Publisher’s Description

Pete Riley answers the door one morning and lets in a parent’s worst nightmare. On his doorstep is Miles Lambert, a stranger who breaks the devastating news that Pete’s son, Theo, isn’t actually his son—he is the Lamberts’, switched at birth by an understaffed hospital while their real son was sent home with Miles and his wife, Lucy. For Pete, his partner Maddie, and the little boy they’ve been raising for the past two years, life will never be the same again.
 
The two families, reeling from the shock, take comfort in shared good intentions, eagerly entwining their very different lives in the hope of becoming one unconventional modern family. But a plan to sue the hospital triggers an official investigation that unearths some disturbing questions about the night their children were switched. How much can they trust the other parents—or even each other? What secrets are hidden behind the Lamberts’ glossy front door? Stretched to the breaking point, Pete and Maddie discover they will each stop at nothing to keep their family safe.
 
They are done playing nice.

************

Main Characters:

  • Peter Riley – father of two-year-old Theo, freelance journalist who decided to be a stay-at-home dad after he was made redundant
  • Maddie Wilson – mother of Theo, works in advertising and chose to go back to work after giving birth
  • Miles Lambert – father of two-year-old David, wealthy, owns an investment company, charismatic but overbearing
  • Lucy Lambert – stay-at-home mother of David, very meek

It’s a good thing I started JP Delaney’s Playing Nice on a Saturday and didn’t really having anything important to do because I did not want to stop reading this book, even to sleep.

Told from the alternating views of Pete and Maddie, this book takes turns that would be unbelievable if you looked just at the start and the finish. But as this story progresses, it is so easy to see how situations get twisted when access to money creates opportunity and influence, how a dozen small decisions that you think you’re making for the right reasons turn out all wrong by the time everything escalates.

As the story begins, Pete opens his front door to greet Miles and a private investigator, informing him that the son he has been raising for the last two years actually belongs to Miles and his wife.

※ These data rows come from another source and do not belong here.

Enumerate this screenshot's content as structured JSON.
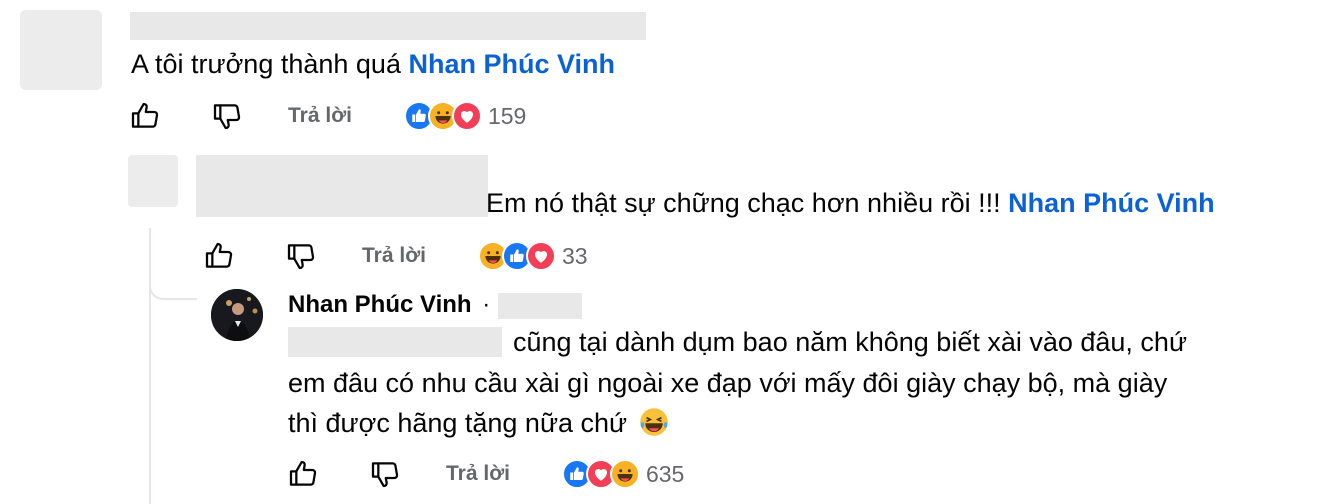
{
  "comments": [
    {
      "text": "A tôi trưởng thành quá ",
      "mention": "Nhan Phúc Vinh",
      "reply_label": "Trả lời",
      "reactions": [
        "like",
        "haha",
        "love"
      ],
      "reaction_count": "159"
    },
    {
      "text": "Em nó thật sự chững chạc hơn nhiều rồi !!! ",
      "mention": "Nhan Phúc Vinh",
      "reply_label": "Trả lời",
      "reactions": [
        "haha",
        "like",
        "love"
      ],
      "reaction_count": "33"
    },
    {
      "author": "Nhan Phúc Vinh",
      "author_sep": "·",
      "lines": [
        "cũng tại dành dụm bao năm không biết xài vào đâu, chứ",
        "em đâu có nhu cầu xài gì ngoài xe đạp với mấy đôi giày chạy bộ, mà giày",
        "thì được hãng tặng nữa chứ"
      ],
      "emoji": "😂",
      "reply_label": "Trả lời",
      "reactions": [
        "like",
        "love",
        "haha"
      ],
      "reaction_count": "635"
    }
  ],
  "icons": {
    "like": "thumbs-up-outline-icon",
    "dislike": "thumbs-down-outline-icon",
    "react_like": "like-reaction-icon",
    "react_love": "love-reaction-icon",
    "react_haha": "haha-reaction-icon"
  },
  "colors": {
    "mention": "#0b62d6",
    "muted": "#65676b",
    "like_blue": "#1877f2",
    "love_red": "#f33e58",
    "haha_yellow": "#f7b125"
  }
}
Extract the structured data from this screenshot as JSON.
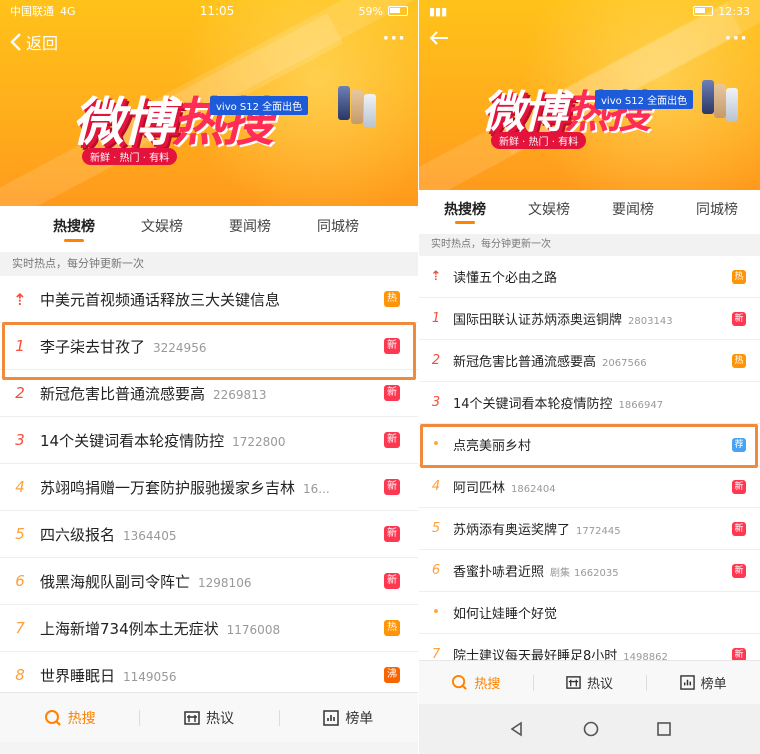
{
  "left": {
    "status": {
      "carrier": "中国联通",
      "network": "4G",
      "time": "11:05",
      "battery": "59%"
    },
    "nav": {
      "back_label": "返回",
      "more": "···"
    },
    "banner": {
      "logo_main": "微博",
      "logo_hot": "热搜",
      "tagline": "新鲜 · 热门 · 有料",
      "sponsor": "vivo S12 全面出色"
    },
    "tabs": [
      "热搜榜",
      "文娱榜",
      "要闻榜",
      "同城榜"
    ],
    "subheading": "实时热点，每分钟更新一次",
    "rows": [
      {
        "rank": "⇡",
        "title": "中美元首视频通话释放三大关键信息",
        "count": "",
        "badge": "热",
        "badge_type": "hot"
      },
      {
        "rank": "1",
        "title": "李子柒去甘孜了",
        "count": "3224956",
        "badge": "新",
        "badge_type": "new"
      },
      {
        "rank": "2",
        "title": "新冠危害比普通流感要高",
        "count": "2269813",
        "badge": "新",
        "badge_type": "new"
      },
      {
        "rank": "3",
        "title": "14个关键词看本轮疫情防控",
        "count": "1722800",
        "badge": "新",
        "badge_type": "new"
      },
      {
        "rank": "4",
        "title": "苏翊鸣捐赠一万套防护服驰援家乡吉林",
        "count": "16...",
        "badge": "新",
        "badge_type": "new"
      },
      {
        "rank": "5",
        "title": "四六级报名",
        "count": "1364405",
        "badge": "新",
        "badge_type": "new"
      },
      {
        "rank": "6",
        "title": "俄黑海舰队副司令阵亡",
        "count": "1298106",
        "badge": "新",
        "badge_type": "new"
      },
      {
        "rank": "7",
        "title": "上海新增734例本土无症状",
        "count": "1176008",
        "badge": "热",
        "badge_type": "hot"
      },
      {
        "rank": "8",
        "title": "世界睡眠日",
        "count": "1149056",
        "badge": "沸",
        "badge_type": "boil"
      }
    ],
    "bottom": [
      {
        "label": "热搜",
        "icon": "hot-search-icon"
      },
      {
        "label": "热议",
        "icon": "discussion-icon"
      },
      {
        "label": "榜单",
        "icon": "chart-icon"
      }
    ]
  },
  "right": {
    "status": {
      "time": "12:33"
    },
    "nav": {
      "more": "···"
    },
    "banner": {
      "logo_main": "微博",
      "logo_hot": "热搜",
      "tagline": "新鲜 · 热门 · 有料",
      "sponsor": "vivo S12 全面出色"
    },
    "tabs": [
      "热搜榜",
      "文娱榜",
      "要闻榜",
      "同城榜"
    ],
    "subheading": "实时热点，每分钟更新一次",
    "rows": [
      {
        "rank": "⇡",
        "title": "读懂五个必由之路",
        "category": "",
        "count": "",
        "badge": "热",
        "badge_type": "hot"
      },
      {
        "rank": "1",
        "title": "国际田联认证苏炳添奥运铜牌",
        "category": "",
        "count": "2803143",
        "badge": "新",
        "badge_type": "new"
      },
      {
        "rank": "2",
        "title": "新冠危害比普通流感要高",
        "category": "",
        "count": "2067566",
        "badge": "热",
        "badge_type": "hot"
      },
      {
        "rank": "3",
        "title": "14个关键词看本轮疫情防控",
        "category": "",
        "count": "1866947",
        "badge": "",
        "badge_type": ""
      },
      {
        "rank": "•",
        "title": "点亮美丽乡村",
        "category": "",
        "count": "",
        "badge": "荐",
        "badge_type": "rec"
      },
      {
        "rank": "4",
        "title": "阿司匹林",
        "category": "",
        "count": "1862404",
        "badge": "新",
        "badge_type": "new"
      },
      {
        "rank": "5",
        "title": "苏炳添有奥运奖牌了",
        "category": "",
        "count": "1772445",
        "badge": "新",
        "badge_type": "new"
      },
      {
        "rank": "6",
        "title": "香蜜扑哧君近照",
        "category": "剧集",
        "count": "1662035",
        "badge": "新",
        "badge_type": "new"
      },
      {
        "rank": "•",
        "title": "如何让娃睡个好觉",
        "category": "",
        "count": "",
        "badge": "",
        "badge_type": ""
      },
      {
        "rank": "7",
        "title": "院士建议每天最好睡足8小时",
        "category": "",
        "count": "1498862",
        "badge": "新",
        "badge_type": "new"
      }
    ],
    "bottom": [
      {
        "label": "热搜",
        "icon": "hot-search-icon"
      },
      {
        "label": "热议",
        "icon": "discussion-icon"
      },
      {
        "label": "榜单",
        "icon": "chart-icon"
      }
    ]
  },
  "colors": {
    "accent": "#ff8200",
    "new": "#ff3852",
    "hot": "#ff9406",
    "recommend": "#4aa3f2",
    "highlight": "#f08a3c"
  }
}
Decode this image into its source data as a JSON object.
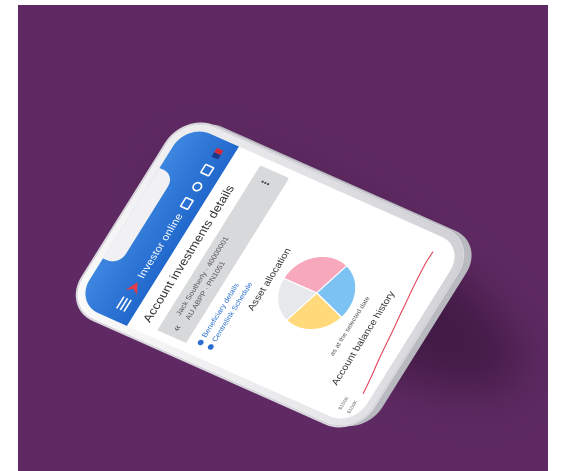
{
  "app": {
    "title": "Investor online"
  },
  "page": {
    "title": "Account investments details"
  },
  "account": {
    "line1": "Jack Southerly · 40000001",
    "line2": "AU ABPP · PN1051"
  },
  "links": [
    {
      "label": "Beneficiary details"
    },
    {
      "label": "Centrelink Schedule"
    }
  ],
  "asset_allocation": {
    "title": "Asset allocation",
    "caption": "as at the selected date",
    "colors": [
      "#f7a8bd",
      "#7cc2f2",
      "#ffd97a",
      "#e7e8ec"
    ],
    "shares": [
      0.3,
      0.25,
      0.25,
      0.2
    ]
  },
  "balance_history": {
    "title": "Account balance history",
    "y_ticks": [
      "$150K",
      "$100K"
    ],
    "line_color": "#e0435a",
    "points": [
      0.05,
      0.12,
      0.2,
      0.3,
      0.38,
      0.45,
      0.52,
      0.6,
      0.68,
      0.75,
      0.83,
      0.9,
      0.96,
      1.0,
      0.98
    ]
  },
  "icons": {
    "menu": "menu-icon",
    "card": "card-icon",
    "gear": "gear-icon",
    "exit": "exit-icon",
    "flag": "flag-icon",
    "logo": "logo-icon",
    "collapse": "collapse-icon",
    "more": "more-icon"
  },
  "colors": {
    "background": "#5f2a63",
    "appbar": "#2168cd",
    "card": "#d8d9db",
    "link": "#2a6fcf"
  }
}
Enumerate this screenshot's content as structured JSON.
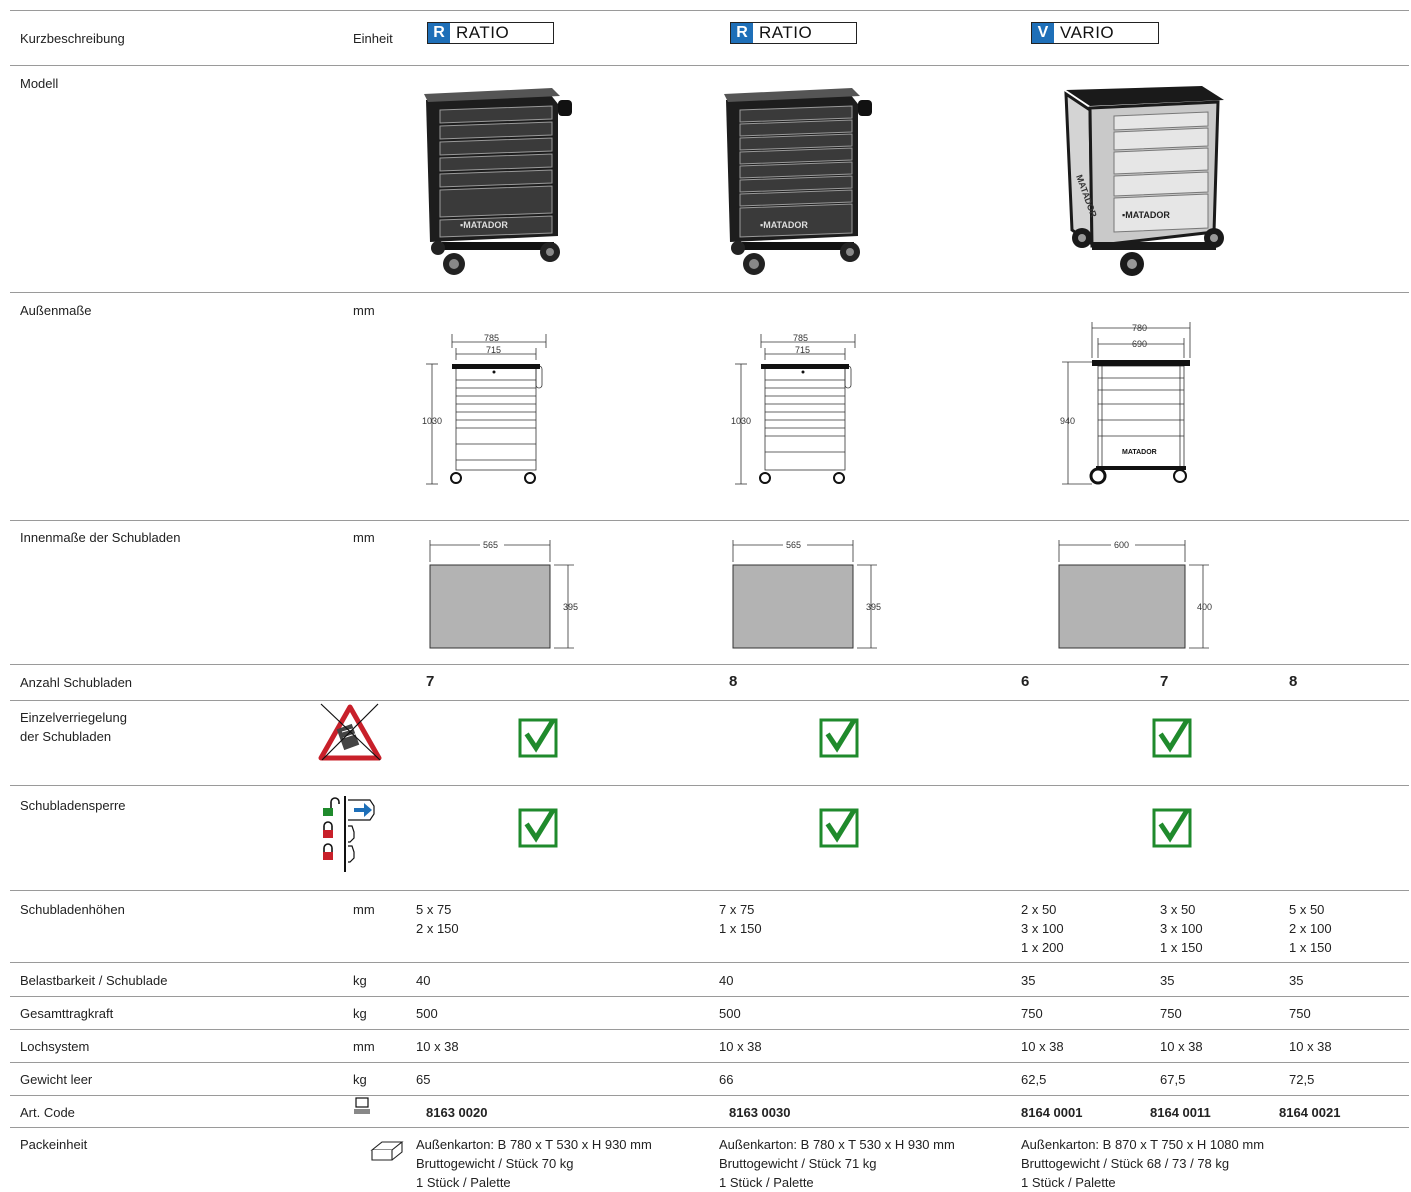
{
  "colors": {
    "accent_blue": "#1e6fb8",
    "check_green": "#1f8a2c",
    "drawer_grey": "#b3b3b3",
    "cabinet_dark": "#202020",
    "warning_red": "#c8202a"
  },
  "rows": {
    "kurzbeschreibung": "Kurzbeschreibung",
    "einheit": "Einheit",
    "modell": "Modell",
    "aussenmasse": "Außenmaße",
    "innenmasse": "Innenmaße der Schubladen",
    "anzahl": "Anzahl Schubladen",
    "einzelverriegelung_1": "Einzelverriegelung",
    "einzelverriegelung_2": "der Schubladen",
    "sperre": "Schubladensperre",
    "hoehen": "Schubladenhöhen",
    "belastbarkeit": "Belastbarkeit / Schublade",
    "gesamttragkraft": "Gesamttragkraft",
    "lochsystem": "Lochsystem",
    "gewicht": "Gewicht leer",
    "artcode": "Art. Code",
    "packeinheit": "Packeinheit"
  },
  "units": {
    "aussen": "mm",
    "innen": "mm",
    "hoehen": "mm",
    "belast": "kg",
    "gesamt": "kg",
    "loch": "mm",
    "gewicht": "kg"
  },
  "products": [
    {
      "badge_letter": "R",
      "badge_name": "RATIO",
      "outer_w": "785",
      "inner_w": "715",
      "height": "1030",
      "drawer_w": "565",
      "drawer_d": "395"
    },
    {
      "badge_letter": "R",
      "badge_name": "RATIO",
      "outer_w": "785",
      "inner_w": "715",
      "height": "1030",
      "drawer_w": "565",
      "drawer_d": "395"
    },
    {
      "badge_letter": "V",
      "badge_name": "VARIO",
      "outer_w": "780",
      "inner_w": "690",
      "height": "940",
      "drawer_w": "600",
      "drawer_d": "400"
    }
  ],
  "vario_brand": "MATADOR",
  "anzahl": [
    "7",
    "8",
    "6",
    "7",
    "8"
  ],
  "hoehen": [
    "5 x 75\n2 x 150",
    "7 x 75\n1 x 150",
    "2 x 50\n3 x 100\n1 x 200",
    "3 x 50\n3 x 100\n1 x 150",
    "5 x 50\n2 x 100\n1 x 150"
  ],
  "belastbarkeit": [
    "40",
    "40",
    "35",
    "35",
    "35"
  ],
  "gesamttragkraft": [
    "500",
    "500",
    "750",
    "750",
    "750"
  ],
  "lochsystem": [
    "10 x 38",
    "10 x 38",
    "10 x 38",
    "10 x 38",
    "10 x 38"
  ],
  "gewicht": [
    "65",
    "66",
    "62,5",
    "67,5",
    "72,5"
  ],
  "artcode": [
    "8163 0020",
    "8163 0030",
    "8164 0001",
    "8164 0011",
    "8164 0021"
  ],
  "pack": [
    "Außenkarton: B 780 x T 530 x H 930 mm\nBruttogewicht / Stück 70 kg\n1 Stück / Palette",
    "Außenkarton: B 780 x T 530 x H 930 mm\nBruttogewicht / Stück 71 kg\n1 Stück / Palette",
    "Außenkarton: B 870 x T 750 x H 1080 mm\nBruttogewicht / Stück 68 / 73 / 78 kg\n1 Stück / Palette"
  ]
}
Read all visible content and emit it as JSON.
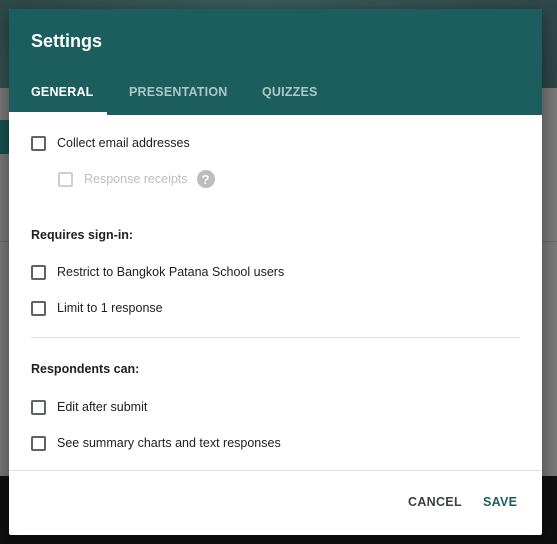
{
  "dialog": {
    "title": "Settings",
    "tabs": [
      {
        "label": "GENERAL",
        "active": true
      },
      {
        "label": "PRESENTATION",
        "active": false
      },
      {
        "label": "QUIZZES",
        "active": false
      }
    ],
    "options": {
      "collect_email": "Collect email addresses",
      "response_receipts": "Response receipts"
    },
    "requires_signin": {
      "heading": "Requires sign-in:",
      "restrict": "Restrict to Bangkok Patana School users",
      "limit": "Limit to 1 response"
    },
    "respondents": {
      "heading": "Respondents can:",
      "edit": "Edit after submit",
      "summary": "See summary charts and text responses"
    },
    "buttons": {
      "cancel": "CANCEL",
      "save": "SAVE"
    }
  },
  "colors": {
    "header": "#1b5e5d",
    "accent": "#1b5e5d"
  },
  "icons": {
    "help": "?"
  }
}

They have been raising David but recently discovered that Theo and David were switched in the NICU at the hospital where they were taken after being born prematurely on the same day. While the Lamberts are pursuing a lawsuit against the hospital, they would like to have an amicable arrangement for the children and parents to be in each other’s lives.

The character development, as always with Delaney, is excellent. We get the backgrounds for Pete and Maddie interwoven seamlessly in their narrations, and we learn just enough about Miles and Lucy to speculate that maybe this situation won’t be as amicable as it first appears. In between some of the chapters, we are fed evidence logs from an investigation, and I really wanted to keep reading to see how everything was going to play out.

I never want to give away anything when I review a JP Delaney title, and I am going to continue that trend here. He is truly a master at creating situations where I can honestly say, “I would do that too!” and perhaps I would end up in the same horrible situations as the characters in his novels. This book kept me up late into the night, and it was so fast-paced that even I was surprised I finished it so quickly.

Mr. Delaney, thumbs up for another thrilling read!